The second part of my data governance primer series addresses ways to "mind your metadata." I can just hear the collective groans, and perhaps a stifled yawn. Sorry, but metadata collection is one of those necessary evils that may not be fun, but having it available as a resource to understand your data and use it appropriately is invaluable. And you just might find some interesting surprises along the way!
Metadata: What Is It & Why Do I Need It?
As you start your root cause analysis, you need to examine existing data definitions (or lack thereof). Metadata is the foundation of good data management and forms the basis for data governance. This may be an obvious statement, but metadata is fundamental to investigating and resolving data issues, and it is the first place to start when investigating data quality issues.

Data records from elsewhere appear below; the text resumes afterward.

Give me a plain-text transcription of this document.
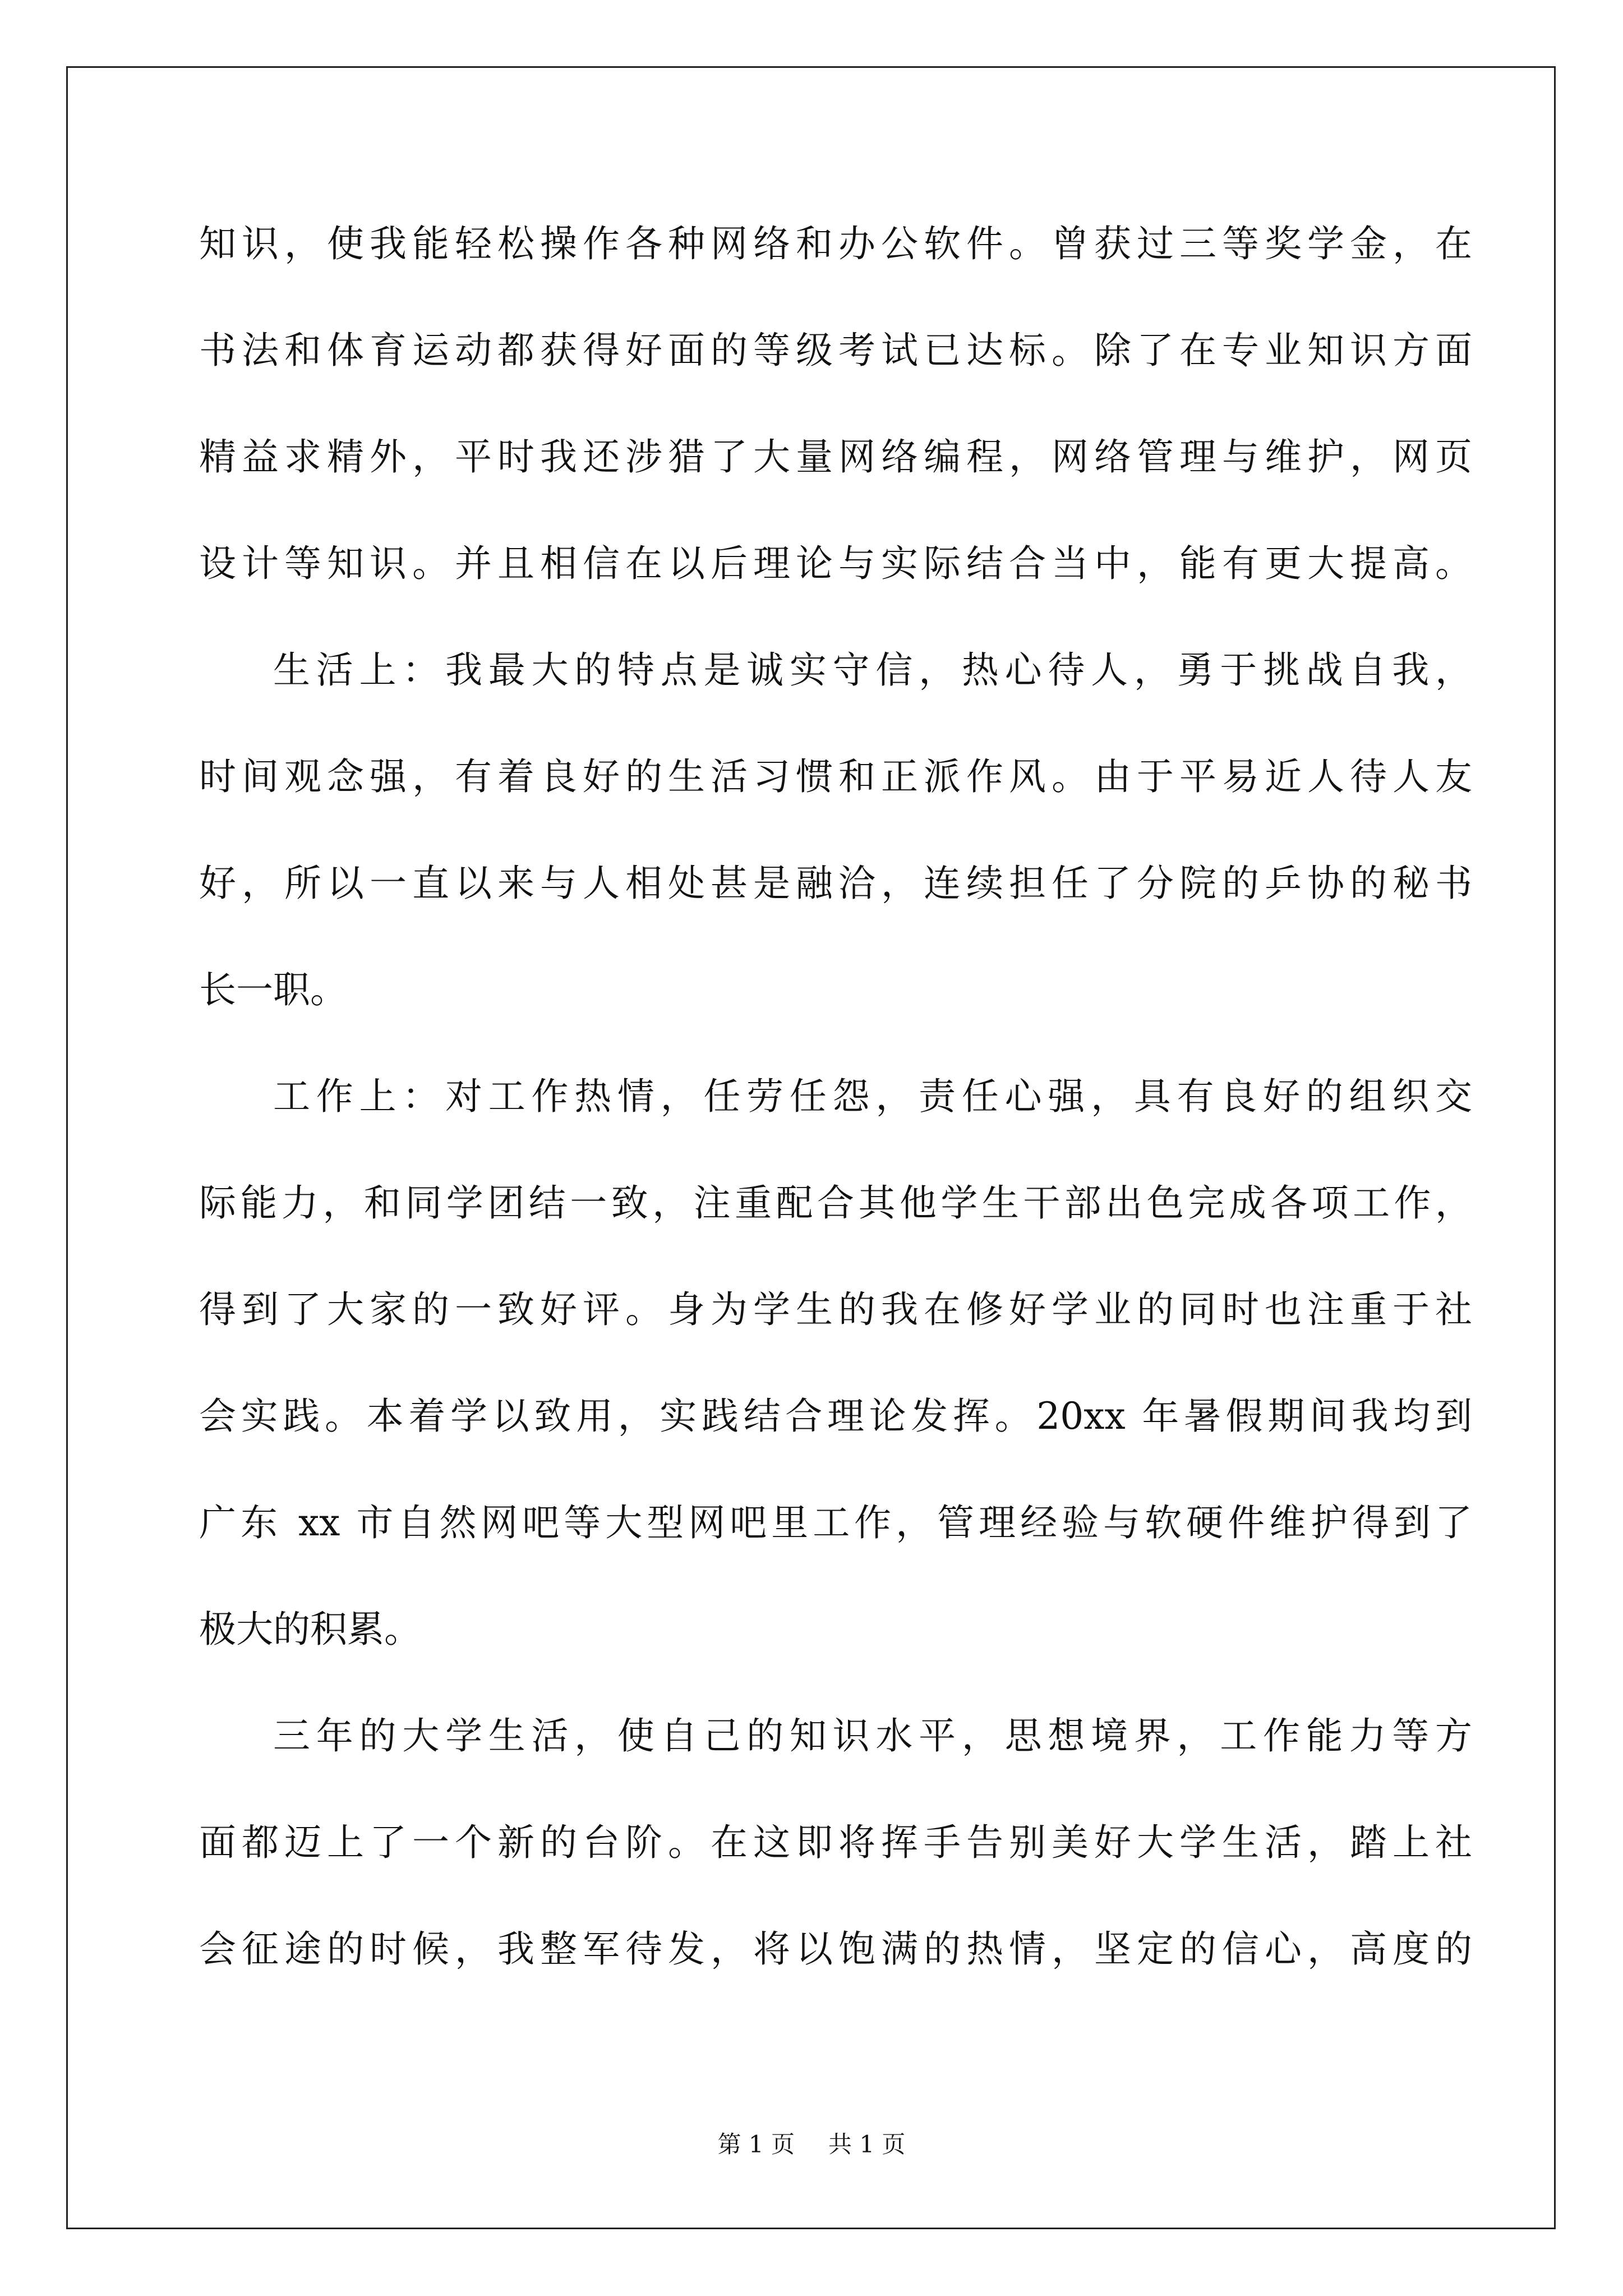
知识，使我能轻松操作各种网络和办公软件。曾获过三等奖学金，在
书法和体育运动都获得好面的等级考试已达标。除了在专业知识方面
精益求精外，平时我还涉猎了大量网络编程，网络管理与维护，网页
设计等知识。并且相信在以后理论与实际结合当中，能有更大提高。
生活上：我最大的特点是诚实守信，热心待人，勇于挑战自我，
时间观念强，有着良好的生活习惯和正派作风。由于平易近人待人友
好，所以一直以来与人相处甚是融洽，连续担任了分院的乒协的秘书
长一职。
工作上：对工作热情，任劳任怨，责任心强，具有良好的组织交
际能力，和同学团结一致，注重配合其他学生干部出色完成各项工作，
得到了大家的一致好评。身为学生的我在修好学业的同时也注重于社
会实践。本着学以致用，实践结合理论发挥。20xx 年暑假期间我均到
广东 xx 市自然网吧等大型网吧里工作，管理经验与软硬件维护得到了
极大的积累。
三年的大学生活，使自己的知识水平，思想境界，工作能力等方
面都迈上了一个新的台阶。在这即将挥手告别美好大学生活，踏上社
会征途的时候，我整军待发，将以饱满的热情，坚定的信心，高度的
第 1 页 共 1 页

Metadata is “data about data." Plain and simple. It includes descriptive information about electronic data used in common daily business practices. Metadata includes items usually found in a data dictionary: field name, field length, retention rules and security access, as well as additional descriptive information that may include data origin (source or system), creation/entry date, method of creation (key-entry or the result of a calculation), purpose of the data (intended use), how frequently it gets updated or refreshed, and current location in a database (table, view, schema). If a data element is the result of calculation logic or groupings (such as age categories), those business rules used to generate the resulting data values should be collected as part of the metadata.
A good example of metadata that you may use every day would be "document properties" in a Word document. This feature captures data on the original document creation date, most recent access and update times, document creator, count of characters, words and pages. If the document should be private, this will be indicated in its properties. You may also tag the document by indicating key words in order to make it easier to find by you or others.
What are some of the benefits of metadata management?
- Clarifies rules for data entry
- Reduces ambiguity around appropriate use of data elements
- Eliminates problems associated with not having data definitions, business rules or transformation logic available
- Validates legitimate values at the data element level
- Provides evidence to regulators that security and confidentiality are protected
- Centralizes the storage and accessibility of metadata for end-users
- Reduces the amount of effort required to research data results.
A Metadata Management Repository is a central location or system to collect and store metadata that may exist in disparate parts of the organization (data dictionaries, systems, spreadsheets, or people’s brains). The metadata repository will store detailed definitions centrally on a network where other users can find it.
There are three general sources of metadata that should be included in this repository:
- Business Metadata – Facilitates identification, understanding and appropriate use of existing data elements. These include clear business names and descriptions, relevant business rules, descriptions of the data sources, security and privacy rules, etc.
- Technical Metadata – Describes the technical attributes of data such as physical location (host server, database server, schema, etc.), data types, any transformations applied as well as the domain of valid values, relationships to other data elements, precision, and lineage. Technical metadata is used by business users and IT staff to design efficient databases, queries and applications – and to reduce duplication of data.
- Operational Metadata – Describes the attributes of routine operations on data and related statistics. These include job schedules and descriptions, data movement and transformation processes, data read, update and performance statistics, volume statistics, backup and archival information. Operational metadata is used by operations staff and DBAs to tune the system and ensure its continued efficient operations. It is also used by business users to track such events as “last use” of a field and “last load” of a data element.
Exciting stuff? Maybe not, but the whole point of metadata is to have the information about data available to a multitude of users when they need it, to keep it current and to avoid confusion around usage. So if you appreciate having a clean house – and knowing where you keep your vacuum cleaner – you will also appreciate having good metadata!